If instances fail or for other reasons that the uninstaller cannot be executed, you can configure the Grid to automatically remove hosts that are down in the Grid configuration but are not available in the cloud environment. Note that configuring the Grid to do this cleanup means that there are no archived log files. In addition, if a host is removed without executing the uninstaller, the Grid cannot determine if the host is completely removed or the host is removed because of a temporary network glitch. The Grid will log some proxy warnings that the host is unexpectedly unresponsive. These warnings will stop after the host has been cleaned up, but existing warning will remain.
In some Grid environments, there are hosts that should never be removed from the configuration.

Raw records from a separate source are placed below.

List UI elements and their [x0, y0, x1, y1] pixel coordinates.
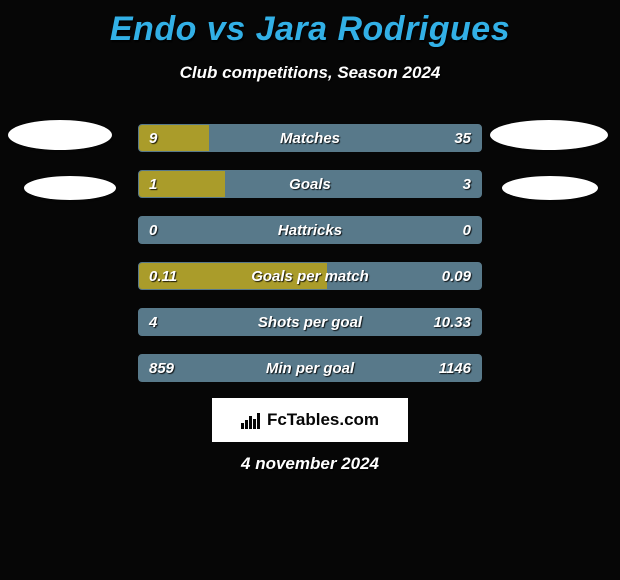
stat-value-right: 35	[454, 125, 471, 152]
stat-value-right: 1146	[439, 355, 471, 382]
stat-row: 0Hattricks0	[138, 216, 482, 244]
stat-label: Goals per match	[139, 263, 481, 290]
brand-box: FcTables.com	[212, 398, 408, 442]
team-badge	[24, 176, 116, 200]
stat-label: Goals	[139, 171, 481, 198]
team-badge	[8, 120, 112, 150]
stat-label: Shots per goal	[139, 309, 481, 336]
brand-text: FcTables.com	[267, 410, 379, 430]
subtitle: Club competitions, Season 2024	[0, 63, 620, 83]
stat-label: Hattricks	[139, 217, 481, 244]
stat-value-right: 0	[463, 217, 471, 244]
comparison-card: Endo vs Jara Rodrigues Club competitions…	[0, 0, 620, 580]
team-badge	[490, 120, 608, 150]
team-badge	[502, 176, 598, 200]
page-title: Endo vs Jara Rodrigues	[0, 0, 620, 49]
stat-value-right: 10.33	[433, 309, 471, 336]
stat-row: 4Shots per goal10.33	[138, 308, 482, 336]
stat-row: 859Min per goal1146	[138, 354, 482, 382]
footer-date: 4 november 2024	[0, 454, 620, 474]
stat-label: Min per goal	[139, 355, 481, 382]
stat-value-right: 3	[463, 171, 471, 198]
stat-label: Matches	[139, 125, 481, 152]
stat-rows: 9Matches35 1Goals3 0Hattricks0 0.11Goals pe…	[138, 124, 482, 400]
stat-row: 1Goals3	[138, 170, 482, 198]
stat-row: 0.11Goals per match0.09	[138, 262, 482, 290]
bars-icon	[241, 411, 261, 429]
stat-row: 9Matches35	[138, 124, 482, 152]
stat-value-right: 0.09	[442, 263, 471, 290]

If the automatic cleanup is enabled, there is a possibility to add some hosts to a white list of hosts that should not be part of the automatic cleanup. Make sure that the uninstaller is not executed when these hosts are stopped.
Considerations to keep the Grid configuration up to date from a host perspective
- Create a service that will run the Grid uninstaller when a host is shut down or terminated. This will ensure that the host is unregistered from the Grid.
- Set Grid property grid.host.cleanupLostHosts to true to enable the Grid monitor lost hosts. Stopped hosts in Grid where the corresponding cloud instance is not available will be removed from the configuration.
- Any hosts that should not be automatically removed from the configuration should be added to the Grid property grid.host.cleanupWhitelist.
If neither of these steps are enabled, it is your responsibility to remove hosts that have been lost, either manually or by scripting through Grid REST and cloud API.